This morning awoke to the first light snowfall of autumn.
I am always excited to visit Col. Sam Smith Park as you never know what ornithological treasures might be found there.
Today featured a Northern Pintail:
Pintails are usually seen in early spring and late fall migration.
The name comes from the longish spiky central tail feathers.
Pintails are common in the West and uncommon in the East. They are found on shallow ponds and marshes usually with emergent vegetation.
Ruby-crowned Kinglets measure about 10 cm in length; about the length of my thumb. The scarlet crown patch is often concealed.
Species list: red-necked grebe, Canada goose, mallard, gadwall, American black duck, red-breasted merganser, hooded merganser, northern pintail, bufflehead, ring-billed gull, black-capped chickadee, white-breasted nuthatch, ruby-crowned kinglet, yellow-rumped warbler, house sparrow, northern cardinal, American goldfinch, American tree sparrow, white-throated sparrow, field sparrow, song sparrow. (23 species)

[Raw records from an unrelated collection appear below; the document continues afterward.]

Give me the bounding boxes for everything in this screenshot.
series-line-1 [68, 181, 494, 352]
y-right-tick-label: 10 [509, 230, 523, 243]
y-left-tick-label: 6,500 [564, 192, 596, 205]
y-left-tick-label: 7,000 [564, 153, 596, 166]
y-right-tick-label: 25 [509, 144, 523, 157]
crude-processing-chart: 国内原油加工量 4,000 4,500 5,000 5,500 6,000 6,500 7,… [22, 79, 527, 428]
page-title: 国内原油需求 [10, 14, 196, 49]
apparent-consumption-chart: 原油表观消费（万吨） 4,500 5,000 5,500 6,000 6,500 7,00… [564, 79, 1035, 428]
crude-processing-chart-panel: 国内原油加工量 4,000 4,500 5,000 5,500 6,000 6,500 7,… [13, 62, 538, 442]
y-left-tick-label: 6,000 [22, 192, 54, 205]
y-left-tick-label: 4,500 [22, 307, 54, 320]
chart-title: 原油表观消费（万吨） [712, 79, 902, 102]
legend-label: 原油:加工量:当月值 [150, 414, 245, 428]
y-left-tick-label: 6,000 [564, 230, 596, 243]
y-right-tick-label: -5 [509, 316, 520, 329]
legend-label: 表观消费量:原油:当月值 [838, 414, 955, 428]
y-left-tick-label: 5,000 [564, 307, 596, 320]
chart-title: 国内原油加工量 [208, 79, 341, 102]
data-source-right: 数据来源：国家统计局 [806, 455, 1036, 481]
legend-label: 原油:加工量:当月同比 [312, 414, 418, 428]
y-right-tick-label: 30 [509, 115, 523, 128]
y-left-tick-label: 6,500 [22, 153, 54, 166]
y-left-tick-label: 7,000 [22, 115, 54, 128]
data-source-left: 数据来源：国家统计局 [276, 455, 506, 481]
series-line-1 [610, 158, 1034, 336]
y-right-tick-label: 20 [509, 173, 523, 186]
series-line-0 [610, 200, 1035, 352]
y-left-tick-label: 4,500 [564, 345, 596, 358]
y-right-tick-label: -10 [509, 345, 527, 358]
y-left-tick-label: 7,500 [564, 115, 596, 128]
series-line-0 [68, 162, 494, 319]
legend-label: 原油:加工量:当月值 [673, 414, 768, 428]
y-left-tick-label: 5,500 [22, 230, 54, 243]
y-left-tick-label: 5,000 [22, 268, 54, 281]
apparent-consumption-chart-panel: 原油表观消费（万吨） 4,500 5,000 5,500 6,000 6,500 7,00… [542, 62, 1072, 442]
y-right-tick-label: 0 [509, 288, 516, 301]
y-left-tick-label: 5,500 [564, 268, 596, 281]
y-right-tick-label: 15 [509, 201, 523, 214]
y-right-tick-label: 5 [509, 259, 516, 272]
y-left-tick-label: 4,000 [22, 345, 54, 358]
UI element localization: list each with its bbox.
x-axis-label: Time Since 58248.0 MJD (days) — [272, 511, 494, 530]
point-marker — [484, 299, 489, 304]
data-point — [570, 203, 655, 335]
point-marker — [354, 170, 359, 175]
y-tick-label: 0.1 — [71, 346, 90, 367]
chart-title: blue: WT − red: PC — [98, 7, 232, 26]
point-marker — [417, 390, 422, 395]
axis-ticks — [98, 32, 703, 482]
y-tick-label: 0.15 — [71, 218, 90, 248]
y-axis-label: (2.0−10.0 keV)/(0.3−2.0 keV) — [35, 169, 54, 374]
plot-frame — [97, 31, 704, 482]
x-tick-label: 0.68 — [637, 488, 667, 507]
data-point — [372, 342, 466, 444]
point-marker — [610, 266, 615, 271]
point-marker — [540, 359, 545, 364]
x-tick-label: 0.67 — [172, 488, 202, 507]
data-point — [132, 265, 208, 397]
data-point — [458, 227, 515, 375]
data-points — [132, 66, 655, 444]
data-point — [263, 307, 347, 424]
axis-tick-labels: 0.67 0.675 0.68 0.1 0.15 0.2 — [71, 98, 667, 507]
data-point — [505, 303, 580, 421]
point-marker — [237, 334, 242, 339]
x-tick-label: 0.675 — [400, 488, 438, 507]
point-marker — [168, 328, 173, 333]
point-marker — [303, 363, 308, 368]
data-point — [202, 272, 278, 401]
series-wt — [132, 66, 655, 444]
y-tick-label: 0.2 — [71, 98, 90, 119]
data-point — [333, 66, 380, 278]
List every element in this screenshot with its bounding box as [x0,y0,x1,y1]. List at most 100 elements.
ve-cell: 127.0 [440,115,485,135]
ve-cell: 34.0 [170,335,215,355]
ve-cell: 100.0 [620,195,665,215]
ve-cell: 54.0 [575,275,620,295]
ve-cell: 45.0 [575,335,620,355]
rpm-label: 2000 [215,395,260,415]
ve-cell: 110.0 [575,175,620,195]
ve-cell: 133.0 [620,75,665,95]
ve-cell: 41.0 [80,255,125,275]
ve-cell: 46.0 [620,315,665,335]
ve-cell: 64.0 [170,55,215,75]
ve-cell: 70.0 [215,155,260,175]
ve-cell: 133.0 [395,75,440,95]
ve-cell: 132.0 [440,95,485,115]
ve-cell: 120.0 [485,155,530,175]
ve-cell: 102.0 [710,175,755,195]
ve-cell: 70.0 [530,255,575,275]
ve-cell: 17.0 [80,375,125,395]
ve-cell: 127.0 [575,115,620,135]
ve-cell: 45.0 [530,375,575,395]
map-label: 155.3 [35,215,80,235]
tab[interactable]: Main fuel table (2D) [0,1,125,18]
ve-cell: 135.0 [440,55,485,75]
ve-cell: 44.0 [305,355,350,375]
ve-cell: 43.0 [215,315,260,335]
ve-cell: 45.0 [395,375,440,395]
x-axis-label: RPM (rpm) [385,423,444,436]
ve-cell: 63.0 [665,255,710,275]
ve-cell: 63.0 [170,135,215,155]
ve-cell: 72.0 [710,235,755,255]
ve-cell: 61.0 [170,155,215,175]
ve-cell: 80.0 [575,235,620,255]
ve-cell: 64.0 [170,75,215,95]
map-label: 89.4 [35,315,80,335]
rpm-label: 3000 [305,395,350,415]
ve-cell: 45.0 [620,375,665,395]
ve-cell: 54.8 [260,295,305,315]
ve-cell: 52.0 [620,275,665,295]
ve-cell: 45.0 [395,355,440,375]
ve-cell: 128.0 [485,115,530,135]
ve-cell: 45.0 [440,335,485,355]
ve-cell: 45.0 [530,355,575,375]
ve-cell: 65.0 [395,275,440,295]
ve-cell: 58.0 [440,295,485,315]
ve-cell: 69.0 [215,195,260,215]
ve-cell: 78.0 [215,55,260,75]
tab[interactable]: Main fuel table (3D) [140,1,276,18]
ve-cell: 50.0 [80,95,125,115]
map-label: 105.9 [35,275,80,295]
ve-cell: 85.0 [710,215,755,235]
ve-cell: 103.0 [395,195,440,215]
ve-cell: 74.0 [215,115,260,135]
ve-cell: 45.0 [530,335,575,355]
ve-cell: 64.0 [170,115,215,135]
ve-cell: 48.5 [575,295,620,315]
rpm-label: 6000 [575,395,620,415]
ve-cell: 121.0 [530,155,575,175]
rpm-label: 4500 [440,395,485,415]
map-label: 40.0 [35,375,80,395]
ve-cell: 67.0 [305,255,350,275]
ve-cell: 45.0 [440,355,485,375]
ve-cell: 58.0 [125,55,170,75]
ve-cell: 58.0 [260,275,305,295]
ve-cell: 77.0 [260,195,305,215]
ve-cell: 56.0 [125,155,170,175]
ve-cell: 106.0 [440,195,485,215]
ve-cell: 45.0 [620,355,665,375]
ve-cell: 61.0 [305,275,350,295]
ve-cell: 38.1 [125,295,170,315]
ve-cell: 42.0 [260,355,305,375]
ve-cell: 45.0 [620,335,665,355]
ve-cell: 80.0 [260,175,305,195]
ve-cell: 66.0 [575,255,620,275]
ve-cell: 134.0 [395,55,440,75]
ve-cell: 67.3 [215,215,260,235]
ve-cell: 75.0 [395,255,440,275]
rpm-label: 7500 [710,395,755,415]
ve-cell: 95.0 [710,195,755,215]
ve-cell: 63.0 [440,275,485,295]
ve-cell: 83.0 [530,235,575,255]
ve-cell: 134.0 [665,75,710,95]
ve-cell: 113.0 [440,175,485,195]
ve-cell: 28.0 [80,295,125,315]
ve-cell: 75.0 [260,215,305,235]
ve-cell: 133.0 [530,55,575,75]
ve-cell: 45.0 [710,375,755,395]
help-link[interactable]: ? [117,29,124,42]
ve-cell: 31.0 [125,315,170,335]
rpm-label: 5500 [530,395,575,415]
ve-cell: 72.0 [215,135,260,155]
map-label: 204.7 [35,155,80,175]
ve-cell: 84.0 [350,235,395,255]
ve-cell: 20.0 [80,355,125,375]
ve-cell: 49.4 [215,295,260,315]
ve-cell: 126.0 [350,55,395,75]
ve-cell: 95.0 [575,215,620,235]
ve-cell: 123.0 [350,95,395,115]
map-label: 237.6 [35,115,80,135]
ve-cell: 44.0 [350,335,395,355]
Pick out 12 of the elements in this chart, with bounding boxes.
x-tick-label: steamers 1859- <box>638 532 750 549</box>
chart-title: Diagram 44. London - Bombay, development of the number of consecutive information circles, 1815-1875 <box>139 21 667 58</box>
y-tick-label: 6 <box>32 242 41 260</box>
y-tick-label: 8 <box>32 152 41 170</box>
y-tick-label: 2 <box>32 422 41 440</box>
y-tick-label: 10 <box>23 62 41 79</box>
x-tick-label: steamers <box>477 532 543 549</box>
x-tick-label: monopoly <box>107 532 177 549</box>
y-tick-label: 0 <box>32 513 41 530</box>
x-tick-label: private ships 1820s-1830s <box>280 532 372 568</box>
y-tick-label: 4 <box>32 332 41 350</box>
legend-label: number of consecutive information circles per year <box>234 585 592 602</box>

Late in November, on a single night
Not even near to freezing, the ginkgo trees
That stand along the walk drop all their leaves
In one consent, and neither to rain nor to wind
But as though to time alone: the golden and green
Leaves litter the lawn today, that yesterday
Had spread aloft their fluttering fans of light.
What signal from the stars? What senses took it in?
What in those wooden motives so decided
To strike their leaves, to down their leaves,
Rebellion or surrender? and if this
Can happen thus, what race shall be exempt?